A major data breach has been reported by DISA Global Solutions, a US-based provider of employee screening services, affecting a staggering 3.3 million people. The company, which offers services like drug and alcohol testing and background checks to over 55,000 enterprises, including a third of Fortune 500 companies, confirmed the breach in a filing with Maine's attorney general on Monday.

According to DISA, the company discovered the "cyber incident" on April 22, 2024, which impacted a "limited portion" of its network. However, an internal investigation revealed that a hacker had infiltrated the company's network on February 9, 2024, and went unnoticed for over two months. The breach is a significant concern, given the sensitive nature of the information handled by DISA, which includes personal and employment-related data.

In a letter sent to those affected by the breach, DISA disclosed that the attacker "procured some information" from its systems. While the company did not specify the exact data stolen, a separate filing with the Massachusetts attorney general confirmed that the breach exposed individuals' Social Security numbers, financial account information, including credit card numbers, and government-issued identification documents. The filing also revealed that more than 360,000 Massachusetts residents were affected by the breach.

Notably, DISA's data breach notification letter stated that the company "could not definitively conclude the specific data procured," suggesting that it lacks the technical means to detect what internal data was accessed or exfiltrated. This raises concerns about the company's ability to protect sensitive information and respond to cybersecurity incidents.

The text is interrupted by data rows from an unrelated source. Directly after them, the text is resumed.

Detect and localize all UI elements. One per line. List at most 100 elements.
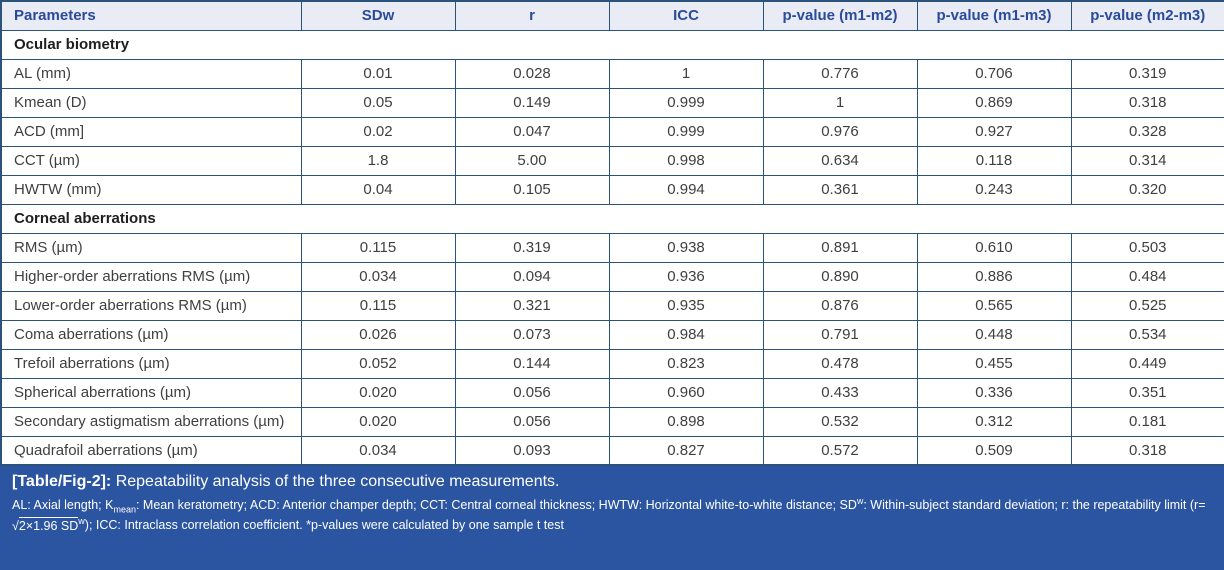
value-cell: 0.827 bbox=[608, 435, 764, 466]
column-header-icc: ICC bbox=[608, 0, 764, 31]
value-cell: 0.776 bbox=[762, 58, 918, 89]
value-cell: 5.00 bbox=[454, 145, 610, 176]
footnote-superscript: w bbox=[78, 516, 85, 527]
footnote-text: : Mean keratometry; ACD: Anterior champe… bbox=[135, 497, 857, 512]
value-cell: 0.791 bbox=[762, 319, 918, 350]
value-cell: 0.321 bbox=[454, 290, 610, 321]
value-cell: 0.052 bbox=[300, 348, 456, 379]
value-cell: 0.115 bbox=[300, 232, 456, 263]
value-cell: 0.509 bbox=[916, 435, 1072, 466]
value-cell: 0.028 bbox=[454, 58, 610, 89]
value-cell: 0.898 bbox=[608, 406, 764, 437]
table-row: ACD (mm] 0.02 0.047 0.999 0.976 0.927 0.328 bbox=[0, 116, 1224, 147]
parameter-cell: Coma aberrations (µm) bbox=[0, 319, 302, 350]
value-cell: 0.503 bbox=[1070, 232, 1224, 263]
parameter-cell: Spherical aberrations (µm) bbox=[0, 377, 302, 408]
value-cell: 0.02 bbox=[300, 116, 456, 147]
value-cell: 0.094 bbox=[454, 261, 610, 292]
value-cell: 0.876 bbox=[762, 290, 918, 321]
value-cell: 0.869 bbox=[916, 87, 1072, 118]
parameter-cell: Kmean (D) bbox=[0, 87, 302, 118]
section-row: Ocular biometry bbox=[0, 29, 1224, 60]
value-cell: 0.01 bbox=[300, 58, 456, 89]
column-header-sdw: SDw bbox=[300, 0, 456, 31]
value-cell: 0.448 bbox=[916, 319, 1072, 350]
table-row: Quadrafoil aberrations (µm) 0.034 0.093 0.8… bbox=[0, 435, 1224, 466]
value-cell: 1 bbox=[762, 87, 918, 118]
table-row: RMS (µm) 0.115 0.319 0.938 0.891 0.610 0.503 bbox=[0, 232, 1224, 263]
value-cell: 0.319 bbox=[1070, 58, 1224, 89]
parameter-cell: RMS (µm) bbox=[0, 232, 302, 263]
value-cell: 0.336 bbox=[916, 377, 1072, 408]
value-cell: 0.960 bbox=[608, 377, 764, 408]
radical-sign: √ bbox=[12, 518, 19, 533]
column-header-p-value-m1-m3: p-value (m1-m3) bbox=[916, 0, 1072, 31]
parameter-cell: Higher-order aberrations RMS (µm) bbox=[0, 261, 302, 292]
footnote-text: ); ICC: Intraclass correlation coefficie… bbox=[84, 518, 564, 533]
column-header-p-value-m1-m2: p-value (m1-m2) bbox=[762, 0, 918, 31]
parameter-cell: AL (mm) bbox=[0, 58, 302, 89]
value-cell: 0.318 bbox=[1070, 435, 1224, 466]
value-cell: 0.484 bbox=[1070, 261, 1224, 292]
value-cell: 0.351 bbox=[1070, 377, 1224, 408]
parameter-cell: Secondary astigmatism aberrations (µm) bbox=[0, 406, 302, 437]
table-caption: [Table/Fig-2]: Repeatability analysis of… bbox=[0, 466, 1224, 570]
column-header-parameters: Parameters bbox=[0, 0, 302, 31]
value-cell: 0.04 bbox=[300, 174, 456, 205]
value-cell: 0.823 bbox=[608, 348, 764, 379]
value-cell: 0.706 bbox=[916, 58, 1072, 89]
value-cell: 0.532 bbox=[762, 406, 918, 437]
value-cell: 0.181 bbox=[1070, 406, 1224, 437]
value-cell: 0.144 bbox=[454, 348, 610, 379]
value-cell: 0.610 bbox=[916, 232, 1072, 263]
table-row: Higher-order aberrations RMS (µm) 0.034 0.… bbox=[0, 261, 1224, 292]
value-cell: 0.938 bbox=[608, 232, 764, 263]
value-cell: 0.998 bbox=[608, 145, 764, 176]
value-cell: 0.314 bbox=[1070, 145, 1224, 176]
table-row: AL (mm) 0.01 0.028 1 0.776 0.706 0.319 bbox=[0, 58, 1224, 89]
repeatability-table: Parameters SDw r ICC p-value (m1-m2) p-value … bbox=[0, 0, 1224, 466]
value-cell: 0.073 bbox=[454, 319, 610, 350]
value-cell: 0.056 bbox=[454, 406, 610, 437]
radicand-text: 2×1.96 SD bbox=[18, 516, 79, 533]
footnote-superscript: w bbox=[856, 495, 864, 506]
footnote-text: AL: Axial length; K bbox=[12, 497, 114, 512]
section-title: Ocular biometry bbox=[0, 29, 1224, 60]
value-cell: 0.056 bbox=[454, 377, 610, 408]
value-cell: 0.118 bbox=[916, 145, 1072, 176]
table-row: Coma aberrations (µm) 0.026 0.073 0.984 0.79… bbox=[0, 319, 1224, 350]
value-cell: 0.026 bbox=[300, 319, 456, 350]
value-cell: 0.890 bbox=[762, 261, 918, 292]
value-cell: 1 bbox=[608, 58, 764, 89]
value-cell: 0.047 bbox=[454, 116, 610, 147]
value-cell: 0.565 bbox=[916, 290, 1072, 321]
value-cell: 0.999 bbox=[608, 87, 764, 118]
value-cell: 0.034 bbox=[300, 435, 456, 466]
parameter-cell: ACD (mm] bbox=[0, 116, 302, 147]
value-cell: 0.05 bbox=[300, 87, 456, 118]
table-row: HWTW (mm) 0.04 0.105 0.994 0.361 0.243 0.320 bbox=[0, 174, 1224, 205]
value-cell: 0.994 bbox=[608, 174, 764, 205]
parameter-cell: CCT (µm) bbox=[0, 145, 302, 176]
value-cell: 0.243 bbox=[916, 174, 1072, 205]
parameter-cell: Trefoil aberrations (µm) bbox=[0, 348, 302, 379]
value-cell: 0.320 bbox=[1070, 174, 1224, 205]
value-cell: 0.886 bbox=[916, 261, 1072, 292]
value-cell: 0.020 bbox=[300, 406, 456, 437]
value-cell: 0.478 bbox=[762, 348, 918, 379]
value-cell: 0.149 bbox=[454, 87, 610, 118]
value-cell: 0.927 bbox=[916, 116, 1072, 147]
table-row: Spherical aberrations (µm) 0.020 0.056 0.96… bbox=[0, 377, 1224, 408]
caption-footnote: AL: Axial length; Kmean: Mean keratometr… bbox=[12, 495, 1212, 535]
value-cell: 0.093 bbox=[454, 435, 610, 466]
table-header-row: Parameters SDw r ICC p-value (m1-m2) p-value … bbox=[0, 0, 1224, 31]
value-cell: 0.449 bbox=[1070, 348, 1224, 379]
value-cell: 0.328 bbox=[1070, 116, 1224, 147]
value-cell: 0.935 bbox=[608, 290, 764, 321]
table-row: Lower-order aberrations RMS (µm) 0.115 0.3… bbox=[0, 290, 1224, 321]
value-cell: 0.525 bbox=[1070, 290, 1224, 321]
table-row: CCT (µm) 1.8 5.00 0.998 0.634 0.118 0.314 bbox=[0, 145, 1224, 176]
value-cell: 0.455 bbox=[916, 348, 1072, 379]
section-title: Corneal aberrations bbox=[0, 203, 1224, 234]
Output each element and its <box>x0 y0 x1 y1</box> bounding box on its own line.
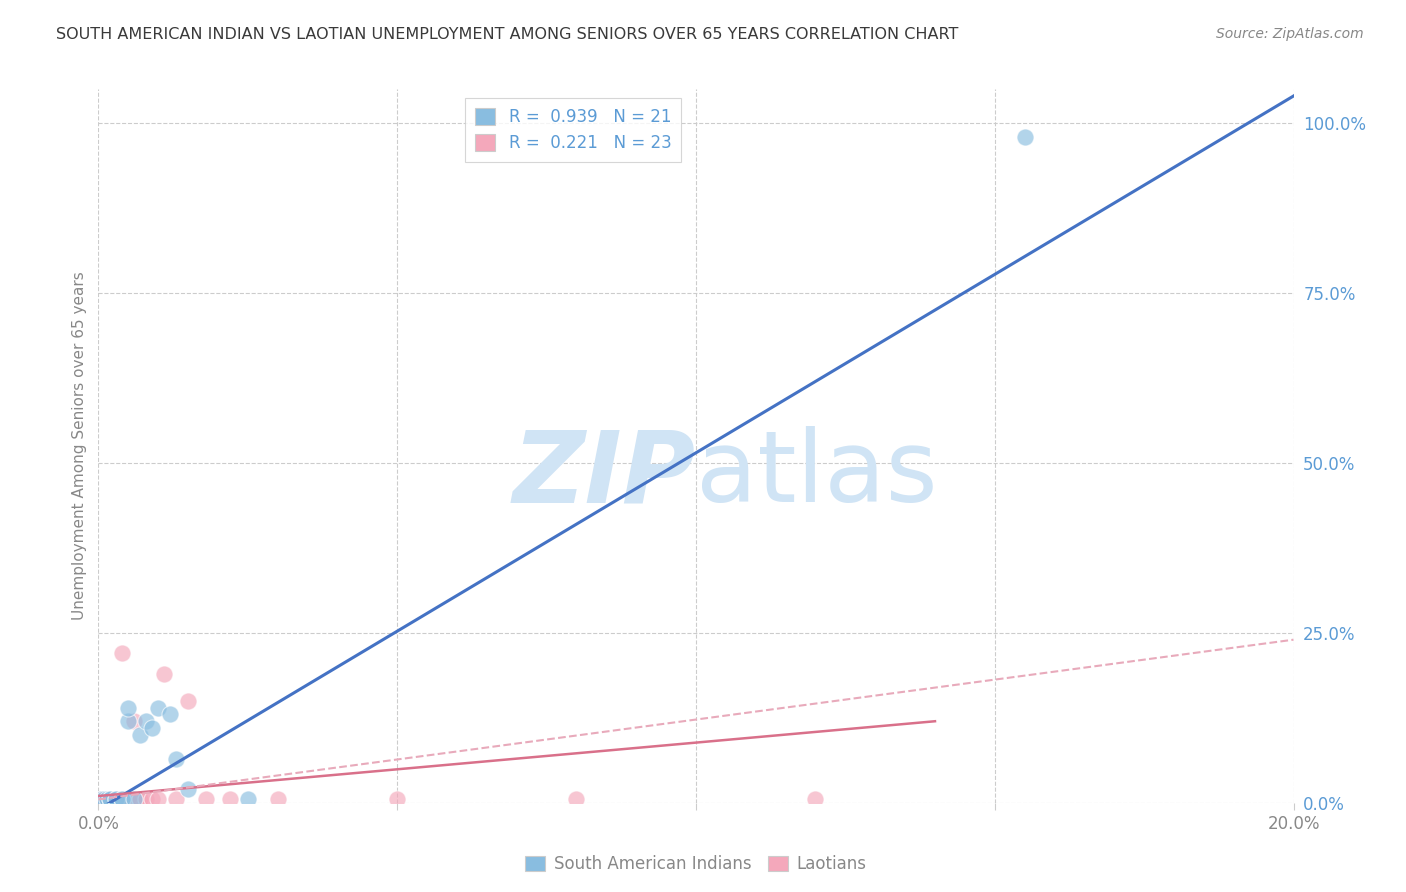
Point <box>129 728 152 742</box>
Point <box>117 714 139 729</box>
Text: atlas: atlas <box>696 426 938 523</box>
Y-axis label: Unemployment Among Seniors over 65 years: Unemployment Among Seniors over 65 years <box>72 272 87 620</box>
Legend: South American Indians, Laotians: South American Indians, Laotians <box>519 849 873 880</box>
Text: SOUTH AMERICAN INDIAN VS LAOTIAN UNEMPLOYMENT AMONG SENIORS OVER 65 YEARS CORREL: SOUTH AMERICAN INDIAN VS LAOTIAN UNEMPLO… <box>56 27 959 42</box>
Point <box>100 792 122 806</box>
Point <box>219 792 242 806</box>
Point <box>100 792 122 806</box>
Point <box>124 792 146 806</box>
Point <box>565 792 588 806</box>
Point <box>159 707 181 722</box>
Text: Source: ZipAtlas.com: Source: ZipAtlas.com <box>1216 27 1364 41</box>
Point <box>804 792 827 806</box>
Point <box>105 792 128 806</box>
Point <box>93 792 115 806</box>
Point <box>153 666 176 681</box>
Point <box>105 792 128 806</box>
Point <box>90 792 112 806</box>
Point <box>135 792 157 806</box>
Point <box>385 792 409 806</box>
Point <box>96 792 118 806</box>
Point <box>148 792 170 806</box>
Point <box>100 792 122 806</box>
Point <box>111 646 134 660</box>
Point <box>124 714 146 729</box>
Point <box>90 792 112 806</box>
Point <box>96 792 118 806</box>
Point <box>111 792 134 806</box>
Point <box>177 694 200 708</box>
Point <box>236 792 259 806</box>
Point <box>267 792 290 806</box>
Point <box>111 792 134 806</box>
Point <box>195 792 218 806</box>
Point <box>177 782 200 797</box>
Text: ZIP: ZIP <box>513 426 696 523</box>
Point <box>117 700 139 714</box>
Point <box>165 792 187 806</box>
Point <box>141 721 163 735</box>
Point <box>135 714 157 729</box>
Point <box>141 792 163 806</box>
Point <box>1014 129 1036 144</box>
Point <box>129 792 152 806</box>
Point <box>129 792 152 806</box>
Point <box>148 700 170 714</box>
Point <box>165 751 187 765</box>
Point <box>93 792 115 806</box>
Point <box>105 792 128 806</box>
Point <box>117 792 139 806</box>
Point <box>105 792 128 806</box>
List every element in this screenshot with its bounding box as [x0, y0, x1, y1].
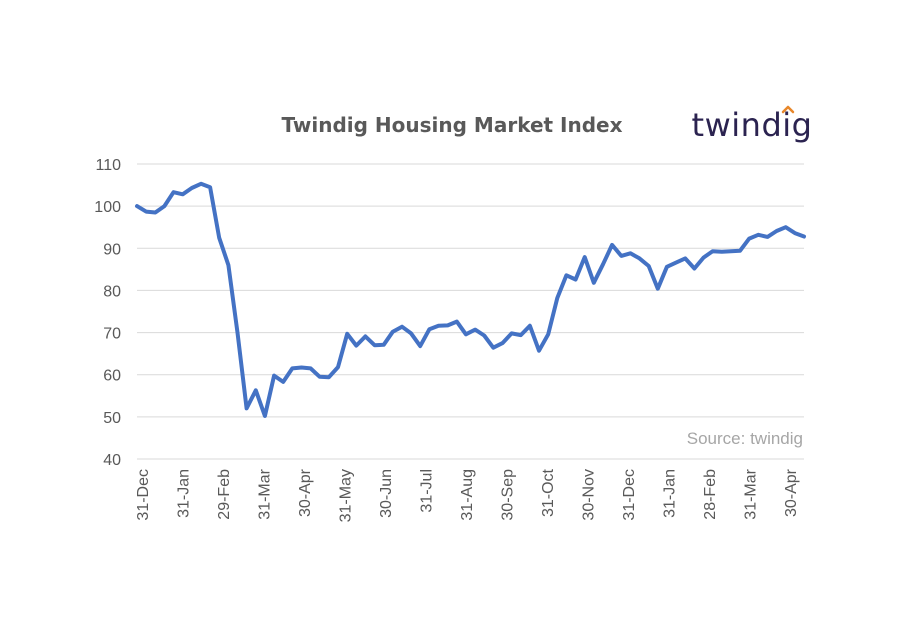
x-tick-label: 28-Feb — [702, 469, 719, 520]
y-tick-label: 60 — [103, 368, 121, 385]
y-axis: 40 50 60 70 80 90 100 110 — [94, 157, 121, 469]
series-group — [135, 181, 806, 418]
x-tick-label: 30-Sep — [500, 469, 517, 521]
source-note: Source: twindig — [687, 429, 803, 448]
x-tick-label: 30-Apr — [297, 468, 314, 517]
logo-roof-accent-icon — [781, 105, 795, 114]
gridlines — [137, 163, 804, 460]
y-tick-label: 50 — [103, 410, 121, 427]
logo-text: twindig — [692, 106, 813, 144]
x-tick-label: 31-Jan — [176, 469, 193, 518]
x-tick-label: 30-Apr — [783, 468, 800, 517]
y-tick-label: 40 — [103, 452, 121, 469]
x-tick-label: 29-Feb — [216, 469, 233, 520]
y-tick-label: 110 — [95, 157, 121, 174]
x-tick-label: 31-Dec — [621, 469, 638, 521]
x-tick-label: 31-Mar — [743, 468, 760, 519]
y-tick-label: 90 — [103, 241, 121, 258]
x-tick-label: 30-Nov — [581, 469, 598, 521]
logo: twindig — [692, 105, 813, 144]
x-tick-label: 31-Oct — [540, 468, 557, 517]
x-tick-label: 31-Dec — [135, 469, 152, 521]
x-tick-label: 31-May — [338, 469, 355, 522]
x-tick-label: 31-Jul — [419, 469, 436, 513]
x-tick-label: 31-Aug — [459, 469, 476, 521]
x-tick-label: 31-Mar — [257, 468, 274, 519]
x-tick-label: 31-Jan — [662, 469, 679, 518]
y-tick-label: 70 — [103, 326, 121, 343]
y-tick-label: 100 — [94, 199, 121, 216]
y-tick-label: 80 — [103, 283, 121, 300]
series-line — [135, 181, 806, 418]
x-tick-label: 30-Jun — [378, 469, 395, 518]
x-axis: 31-Dec 31-Jan 29-Feb 31-Mar 30-Apr 31-May 30-J… — [135, 468, 800, 522]
chart-title: Twindig Housing Market Index — [281, 113, 622, 137]
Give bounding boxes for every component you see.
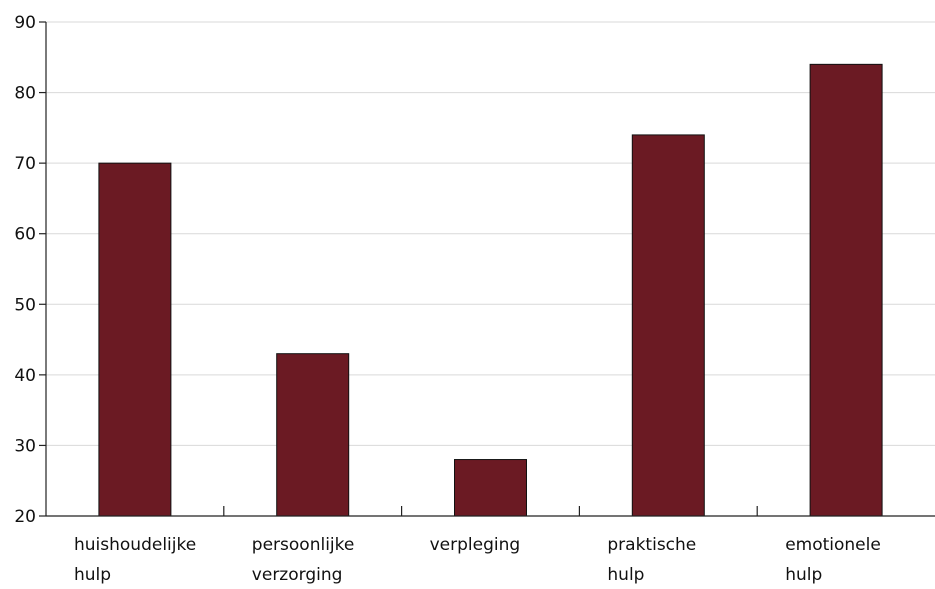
y-tick-label: 30 <box>14 436 36 456</box>
y-tick-label: 40 <box>14 366 36 386</box>
y-tick-label: 50 <box>14 295 36 315</box>
gridlines <box>46 21 935 446</box>
y-tick-labels: 20 30 40 50 60 70 80 90 <box>14 13 36 527</box>
bar <box>809 63 883 517</box>
y-tick-label: 70 <box>14 154 36 174</box>
y-tick-label: 90 <box>14 13 36 33</box>
bar <box>276 353 350 517</box>
bar <box>631 134 705 517</box>
bar <box>98 162 172 517</box>
x-tick-label: persoonlijke verzorging <box>252 535 355 585</box>
x-tick-label: verpleging <box>430 535 521 555</box>
y-tick-label: 20 <box>14 507 36 527</box>
axes <box>39 21 935 517</box>
bar <box>454 459 527 517</box>
x-tick-label: emotionele hulp <box>785 535 881 585</box>
bars <box>98 63 883 517</box>
y-tick-label: 80 <box>14 84 36 104</box>
x-tick-labels: huishoudelijke hulp persoonlijke verzorging… <box>74 535 881 585</box>
y-tick-label: 60 <box>14 225 36 245</box>
x-tick-label: huishoudelijke hulp <box>74 535 196 585</box>
x-tick-label: praktische hulp <box>607 535 696 585</box>
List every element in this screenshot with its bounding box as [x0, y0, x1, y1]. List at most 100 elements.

DISA's website reveals that the company collects a wide range of personal and sensitive information, including details about an applicant's work history, educational background, criminal records, and credit history. The breach is a stark reminder of the importance of robust cybersecurity measures and transparency in the handling of sensitive data.

The incident has sparked questions about the identity of the attackers and how the organization was compromised. Additionally, it is unclear why it has taken DISA so long to notify affected individuals about the breach. DISA did not immediately respond to questions from TechCrunch.

The breach is a significant concern for individuals who have undergone employee screening tests with DISA, as well as the companies that rely on its services. As the investigation continues, it is essential for DISA to provide clear guidance on the steps it is taking to prevent future breaches and protect the sensitive information in its care.

The incident serves as a stark reminder of the importance of robust cybersecurity measures and transparency in the handling of sensitive data. As the digital landscape continues to evolve, companies must prioritize the protection of personal data and be prepared to respond swiftly and transparently in the event of a breach.